I suspect we’ll see a movement from the “two pizza teams” we have today (of about 6-10 people), to smaller quorums of people – a staff engineer shaped person, and a couple of understudies in a “master and apprentice” shaped model. To be successful, this new shape of team will probably be working in a pattern that looks more like mob programming, where they use tool assistance to change entire systems and platforms at once. The natural consequence of this is that site reliability engineering will enter a second era of prominence, as operating software effectively will become more important than ever.

This is an answer to the question “how do we train our juniors” in a world where programming knowledge is at risk of being lost, and companies will neglect this due to short term thinking, to their detriment.

Think about where you’re going

It’s a fool’s errand to try focus on technology in search of a problem, and this paper looks at the work we do purely through a technology lens.

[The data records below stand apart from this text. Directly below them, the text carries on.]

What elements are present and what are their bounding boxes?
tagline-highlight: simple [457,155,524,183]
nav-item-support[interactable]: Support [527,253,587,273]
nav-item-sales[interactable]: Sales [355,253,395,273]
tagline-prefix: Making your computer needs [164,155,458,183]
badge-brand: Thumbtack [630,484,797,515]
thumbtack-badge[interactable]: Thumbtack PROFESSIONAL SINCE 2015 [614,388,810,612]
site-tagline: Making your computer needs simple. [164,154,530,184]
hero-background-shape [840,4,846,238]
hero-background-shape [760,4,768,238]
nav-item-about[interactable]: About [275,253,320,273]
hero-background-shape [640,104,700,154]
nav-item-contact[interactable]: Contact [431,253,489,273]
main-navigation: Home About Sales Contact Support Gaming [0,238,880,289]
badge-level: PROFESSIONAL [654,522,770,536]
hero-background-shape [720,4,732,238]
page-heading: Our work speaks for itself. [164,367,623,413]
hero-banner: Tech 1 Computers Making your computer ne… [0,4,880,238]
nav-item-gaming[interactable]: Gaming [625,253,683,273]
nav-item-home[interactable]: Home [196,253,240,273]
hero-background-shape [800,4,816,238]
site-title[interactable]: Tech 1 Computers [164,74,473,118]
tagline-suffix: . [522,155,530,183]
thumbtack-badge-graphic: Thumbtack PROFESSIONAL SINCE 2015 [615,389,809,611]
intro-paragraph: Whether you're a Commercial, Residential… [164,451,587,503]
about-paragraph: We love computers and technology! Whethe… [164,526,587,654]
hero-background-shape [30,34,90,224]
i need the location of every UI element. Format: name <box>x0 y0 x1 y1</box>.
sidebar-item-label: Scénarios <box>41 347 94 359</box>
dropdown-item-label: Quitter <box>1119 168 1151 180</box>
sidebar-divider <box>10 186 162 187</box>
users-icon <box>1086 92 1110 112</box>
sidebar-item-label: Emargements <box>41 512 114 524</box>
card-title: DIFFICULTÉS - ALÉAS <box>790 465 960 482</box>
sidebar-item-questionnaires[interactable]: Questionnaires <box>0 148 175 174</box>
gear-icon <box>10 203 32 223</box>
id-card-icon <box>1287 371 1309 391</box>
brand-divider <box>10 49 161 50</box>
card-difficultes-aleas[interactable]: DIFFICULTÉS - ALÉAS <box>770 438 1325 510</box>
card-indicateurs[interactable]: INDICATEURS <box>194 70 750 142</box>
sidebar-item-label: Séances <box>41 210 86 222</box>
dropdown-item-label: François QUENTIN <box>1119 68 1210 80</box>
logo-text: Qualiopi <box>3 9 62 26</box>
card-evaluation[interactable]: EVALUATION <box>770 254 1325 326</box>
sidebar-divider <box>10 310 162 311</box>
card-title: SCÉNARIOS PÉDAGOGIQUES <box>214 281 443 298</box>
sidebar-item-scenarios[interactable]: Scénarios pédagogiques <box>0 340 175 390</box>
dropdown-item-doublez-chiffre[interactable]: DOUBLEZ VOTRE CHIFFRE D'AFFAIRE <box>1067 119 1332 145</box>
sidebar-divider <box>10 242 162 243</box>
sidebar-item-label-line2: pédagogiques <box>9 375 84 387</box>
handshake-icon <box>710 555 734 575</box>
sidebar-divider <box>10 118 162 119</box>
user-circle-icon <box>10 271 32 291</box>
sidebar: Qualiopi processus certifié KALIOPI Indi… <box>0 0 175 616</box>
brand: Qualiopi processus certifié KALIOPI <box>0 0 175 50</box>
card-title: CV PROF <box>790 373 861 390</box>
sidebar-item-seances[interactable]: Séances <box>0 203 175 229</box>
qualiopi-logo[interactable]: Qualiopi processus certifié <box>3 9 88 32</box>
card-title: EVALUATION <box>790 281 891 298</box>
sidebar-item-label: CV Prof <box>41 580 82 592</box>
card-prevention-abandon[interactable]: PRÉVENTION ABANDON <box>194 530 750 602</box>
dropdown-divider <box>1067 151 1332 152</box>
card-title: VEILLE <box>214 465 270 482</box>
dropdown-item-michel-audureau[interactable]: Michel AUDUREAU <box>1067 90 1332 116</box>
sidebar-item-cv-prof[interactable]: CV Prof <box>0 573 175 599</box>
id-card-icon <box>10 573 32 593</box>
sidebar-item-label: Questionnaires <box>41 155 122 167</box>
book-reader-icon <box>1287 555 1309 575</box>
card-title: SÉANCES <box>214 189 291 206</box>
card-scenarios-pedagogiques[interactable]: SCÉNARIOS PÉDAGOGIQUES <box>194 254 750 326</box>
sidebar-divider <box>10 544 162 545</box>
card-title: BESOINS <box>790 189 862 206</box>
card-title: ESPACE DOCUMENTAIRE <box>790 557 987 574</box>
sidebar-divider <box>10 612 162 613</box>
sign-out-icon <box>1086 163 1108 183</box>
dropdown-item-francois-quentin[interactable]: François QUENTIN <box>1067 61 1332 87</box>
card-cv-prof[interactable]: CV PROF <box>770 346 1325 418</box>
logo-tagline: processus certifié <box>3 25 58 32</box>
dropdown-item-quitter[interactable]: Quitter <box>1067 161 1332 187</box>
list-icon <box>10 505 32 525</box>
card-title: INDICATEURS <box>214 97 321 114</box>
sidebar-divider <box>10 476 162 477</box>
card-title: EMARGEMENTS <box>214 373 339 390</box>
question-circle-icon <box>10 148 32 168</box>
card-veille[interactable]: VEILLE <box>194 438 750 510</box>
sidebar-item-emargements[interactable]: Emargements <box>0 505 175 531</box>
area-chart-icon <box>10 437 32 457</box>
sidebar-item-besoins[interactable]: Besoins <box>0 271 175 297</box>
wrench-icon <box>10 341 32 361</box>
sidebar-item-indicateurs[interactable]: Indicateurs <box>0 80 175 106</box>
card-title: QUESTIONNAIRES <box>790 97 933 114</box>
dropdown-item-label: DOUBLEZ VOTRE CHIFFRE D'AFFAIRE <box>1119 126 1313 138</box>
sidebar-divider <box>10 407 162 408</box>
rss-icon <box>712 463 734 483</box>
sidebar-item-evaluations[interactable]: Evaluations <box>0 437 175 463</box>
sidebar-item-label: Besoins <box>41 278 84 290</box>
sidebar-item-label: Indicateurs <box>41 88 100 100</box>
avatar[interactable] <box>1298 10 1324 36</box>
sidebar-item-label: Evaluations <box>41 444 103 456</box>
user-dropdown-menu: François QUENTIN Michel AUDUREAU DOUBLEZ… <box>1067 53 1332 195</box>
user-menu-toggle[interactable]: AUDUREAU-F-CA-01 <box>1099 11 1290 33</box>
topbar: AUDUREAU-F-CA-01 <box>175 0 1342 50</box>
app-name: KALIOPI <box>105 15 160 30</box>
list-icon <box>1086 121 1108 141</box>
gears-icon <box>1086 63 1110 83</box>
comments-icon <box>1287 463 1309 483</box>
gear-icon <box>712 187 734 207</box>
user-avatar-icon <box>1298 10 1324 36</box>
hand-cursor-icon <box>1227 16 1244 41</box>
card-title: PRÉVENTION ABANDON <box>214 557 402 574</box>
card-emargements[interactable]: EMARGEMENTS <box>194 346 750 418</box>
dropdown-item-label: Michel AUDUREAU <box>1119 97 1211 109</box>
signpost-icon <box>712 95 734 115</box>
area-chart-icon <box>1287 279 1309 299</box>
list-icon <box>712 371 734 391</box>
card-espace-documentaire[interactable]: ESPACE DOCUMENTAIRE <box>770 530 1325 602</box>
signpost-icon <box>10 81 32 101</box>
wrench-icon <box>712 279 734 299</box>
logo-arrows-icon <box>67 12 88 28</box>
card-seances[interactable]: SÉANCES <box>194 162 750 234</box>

To understand which bets you need to make for your business requires an entirely different perspective, with different inputs.

General advice that doesn’t fit where you are, or what you’re doing, is useless to you.

Never forget the people

Regardless of the hubris and marketing around modern AI, it acts as an amplifier for whatever you’re doing at the moment. If you have good practices, it’ll amplify them. If you have bad practices, it’ll make everything a lot worse, a lot faster. Most of the best software I ever saw built was built with careful consideration, quiet reflection, and a lot of care. The best software is built by people who care about the software they’re building, and the people they’re building it for.

Going fast is useless if you’re moving in the wrong direction. Going fast is useless, if you cease to be able to navigate.

To build software for everyone, it has to be built by everyone.